Boeing and the US Defense Advanced Research Projects Agency (DARPA) are collaborating to develop a technology demonstration vehicle for the Experimental Spaceplane XS-1 programme.
Boeing will design an autonomous, reusable vehicle called Phantom Express that will be capable of carrying and deploying a small expendable upper stage to launch satellites weighing up to 3,000 lb into low earth orbit. Once the craft reaches the edge of space it will deploy the second stage and return to land on a runway like a conventional aircraft and be readied for its next mission. A liquid oxygen/liquid hydrogen-fuelled Aerojet Rocketdyne AR-22 engine, a version of the Space Shuttle’s main engine, will power Phantom Express. In the test phase of the programme, Boeing and DARPA plan to conduct ten demonstration flights over a ten-day period.

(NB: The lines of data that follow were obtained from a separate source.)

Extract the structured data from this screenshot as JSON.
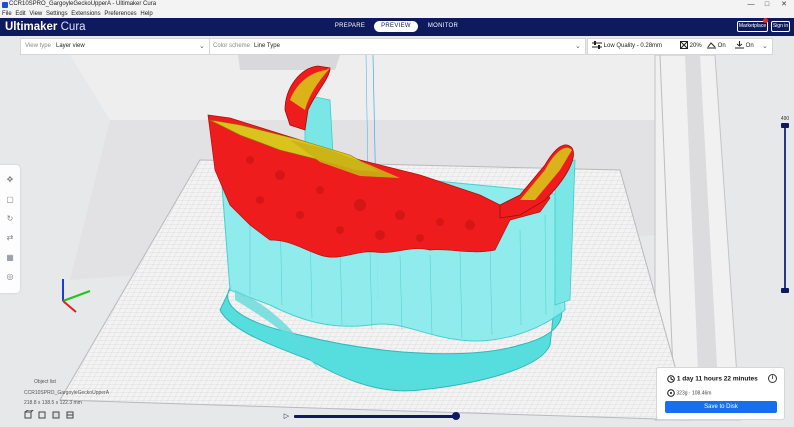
{
  "window": {
    "title": "CCR10SPRO_GargoyleGeckoUpperA - Ultimaker Cura",
    "minimize": "—",
    "maximize": "□",
    "close": "✕"
  },
  "menu": [
    "File",
    "Edit",
    "View",
    "Settings",
    "Extensions",
    "Preferences",
    "Help"
  ],
  "header": {
    "logo_bold": "Ultimaker",
    "logo_light": " Cura",
    "tabs": [
      "PREPARE",
      "PREVIEW",
      "MONITOR"
    ],
    "active_tab": "PREVIEW",
    "marketplace": "Marketplace",
    "signin": "Sign in"
  },
  "view_settings": {
    "view_type_label": "View type",
    "view_type_value": "Layer view",
    "color_scheme_label": "Color scheme",
    "color_scheme_value": "Line Type"
  },
  "print_settings": {
    "profile": "Low Quality - 0.28mm",
    "infill": "20%",
    "support": "On",
    "adhesion": "On"
  },
  "layer_slider": {
    "current_layer": "490"
  },
  "object_list": {
    "header": "Object list",
    "object_name": "CCR10SPRO_GargoyleGeckoUpperA",
    "dimensions": "218.8 x 138.5 x 122.3 mm"
  },
  "print_estimate": {
    "time": "1 day 11 hours 22 minutes",
    "material": "323g · 108.46m",
    "save_button": "Save to Disk",
    "info": "i"
  },
  "colors": {
    "header_bg": "#0d1a5e",
    "accent_blue": "#196ef0",
    "model_red": "#ee1c1c",
    "model_yellow": "#d8c21a",
    "support_cyan": "#5ee3e1"
  }
}
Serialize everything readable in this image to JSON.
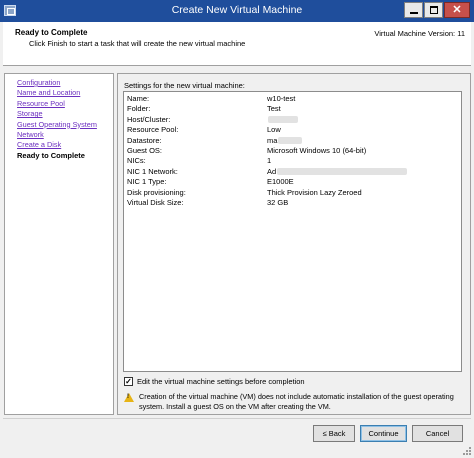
{
  "window": {
    "title": "Create New Virtual Machine",
    "minimize_icon": "minimize-icon",
    "maximize_icon": "maximize-icon",
    "close_glyph": "✕"
  },
  "header": {
    "title": "Ready to Complete",
    "subtitle": "Click Finish to start a task that will create the new virtual machine",
    "version": "Virtual Machine Version: 11"
  },
  "nav": {
    "items": [
      {
        "label": "Configuration"
      },
      {
        "label": "Name and Location"
      },
      {
        "label": "Resource Pool"
      },
      {
        "label": "Storage"
      },
      {
        "label": "Guest Operating System"
      },
      {
        "label": "Network"
      },
      {
        "label": "Create a Disk"
      },
      {
        "label": "Ready to Complete"
      }
    ],
    "current_index": 7
  },
  "settings": {
    "title": "Settings for the new virtual machine:",
    "rows": [
      {
        "key": "Name:",
        "value": "w10-test"
      },
      {
        "key": "Folder:",
        "value": "Test"
      },
      {
        "key": "Host/Cluster:",
        "value": ""
      },
      {
        "key": "Resource Pool:",
        "value": "Low"
      },
      {
        "key": "Datastore:",
        "value": "ma"
      },
      {
        "key": "Guest OS:",
        "value": "Microsoft Windows 10 (64-bit)"
      },
      {
        "key": "NICs:",
        "value": "1"
      },
      {
        "key": "NIC 1 Network:",
        "value": "Ad"
      },
      {
        "key": "NIC 1 Type:",
        "value": "E1000E"
      },
      {
        "key": "Disk provisioning:",
        "value": "Thick Provision Lazy Zeroed"
      },
      {
        "key": "Virtual Disk Size:",
        "value": "32 GB"
      }
    ]
  },
  "options": {
    "edit_before_completion_label": "Edit the virtual machine settings before completion",
    "edit_before_completion_checked": true,
    "check_glyph": "✓"
  },
  "warning": {
    "icon": "warning-icon",
    "text": "Creation of the virtual machine (VM) does not include automatic installation of the guest operating system. Install a guest OS on the VM after creating the VM."
  },
  "buttons": {
    "back": "≤ Back",
    "continue": "Continue",
    "cancel": "Cancel"
  },
  "colors": {
    "titlebar": "#1f4e9c",
    "link": "#6b2fbf",
    "close": "#c7504a"
  }
}
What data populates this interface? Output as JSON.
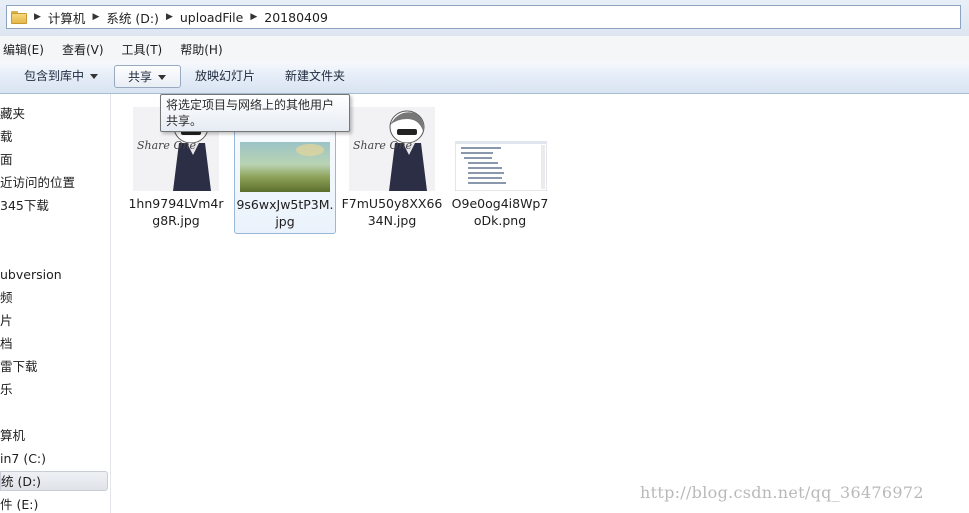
{
  "address": {
    "crumbs": [
      "计算机",
      "系统 (D:)",
      "uploadFile",
      "20180409"
    ]
  },
  "menu": [
    "编辑(E)",
    "查看(V)",
    "工具(T)",
    "帮助(H)"
  ],
  "toolbar": {
    "include_library": "包含到库中",
    "share": "共享",
    "slideshow": "放映幻灯片",
    "new_folder": "新建文件夹"
  },
  "tooltip": "将选定项目与网络上的其他用户共享。",
  "nav": [
    "藏夹",
    "载",
    "面",
    "近访问的位置",
    "345下载",
    "ubversion",
    "频",
    "片",
    "档",
    "雷下载",
    "乐",
    "算机",
    "in7 (C:)",
    "统 (D:)",
    "件 (E:)"
  ],
  "files": [
    {
      "name": "1hn9794LVm4rg8R.jpg",
      "thumb_text": "Share One"
    },
    {
      "name": "9s6wxJw5tP3M.jpg"
    },
    {
      "name": "F7mU50y8XX6634N.jpg",
      "thumb_text": "Share One"
    },
    {
      "name": "O9e0og4i8Wp7oDk.png"
    }
  ],
  "watermark": "http://blog.csdn.net/qq_36476972"
}
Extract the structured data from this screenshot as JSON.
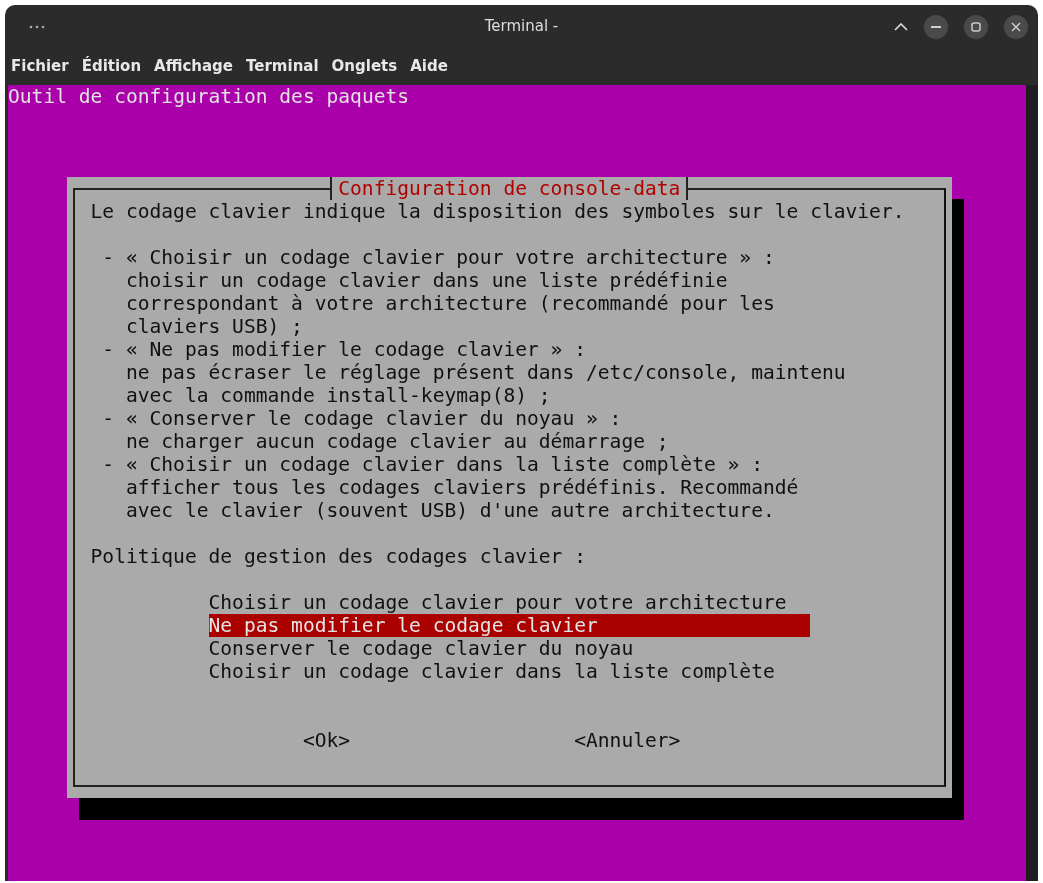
{
  "window": {
    "title": "Terminal -"
  },
  "menu": [
    "Fichier",
    "Édition",
    "Affichage",
    "Terminal",
    "Onglets",
    "Aide"
  ],
  "terminal": {
    "backtitle": "Outil de configuration des paquets",
    "dialog": {
      "title": "Configuration de console-data",
      "blocks": [
        {
          "lines": [
            {
              "kind": "text",
              "text": "Le codage clavier indique la disposition des symboles sur le clavier."
            }
          ]
        },
        {
          "lines": [
            {
              "kind": "bullet",
              "text": "- « Choisir un codage clavier pour votre architecture » :"
            },
            {
              "kind": "indent",
              "text": "choisir un codage clavier dans une liste prédéfinie"
            },
            {
              "kind": "indent",
              "text": "correspondant à votre architecture (recommandé pour les"
            },
            {
              "kind": "indent",
              "text": "claviers USB) ;"
            },
            {
              "kind": "bullet",
              "text": "- « Ne pas modifier le codage clavier » :"
            },
            {
              "kind": "indent",
              "text": "ne pas écraser le réglage présent dans /etc/console, maintenu"
            },
            {
              "kind": "indent",
              "text": "avec la commande install-keymap(8) ;"
            },
            {
              "kind": "bullet",
              "text": "- « Conserver le codage clavier du noyau » :"
            },
            {
              "kind": "indent",
              "text": "ne charger aucun codage clavier au démarrage ;"
            },
            {
              "kind": "bullet",
              "text": "- « Choisir un codage clavier dans la liste complète » :"
            },
            {
              "kind": "indent",
              "text": "afficher tous les codages claviers prédéfinis. Recommandé"
            },
            {
              "kind": "indent",
              "text": "avec le clavier (souvent USB) d'une autre architecture."
            }
          ]
        },
        {
          "lines": [
            {
              "kind": "text",
              "text": "Politique de gestion des codages clavier :"
            }
          ]
        }
      ],
      "options": [
        {
          "label": "Choisir un codage clavier pour votre architecture",
          "selected": false
        },
        {
          "label": "Ne pas modifier le codage clavier",
          "selected": true
        },
        {
          "label": "Conserver le codage clavier du noyau",
          "selected": false
        },
        {
          "label": "Choisir un codage clavier dans la liste complète",
          "selected": false
        }
      ],
      "buttons": [
        "<Ok>",
        "<Annuler>"
      ]
    }
  }
}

“Phantom Express is designed to disrupt and transform the satellite launch process as we know it today, creating a new, on-demand space-launch capability that can be achieved more affordably and with less risk,” said Darryl Davis, President, Boeing Phantom Works. “It would offer an advanced airframe design as well as third-generation thermal protection to create a vehicle capable of flying at high flight velocity while carrying a smaller, more affordable expendable upper stage to achieve the mission objectives.”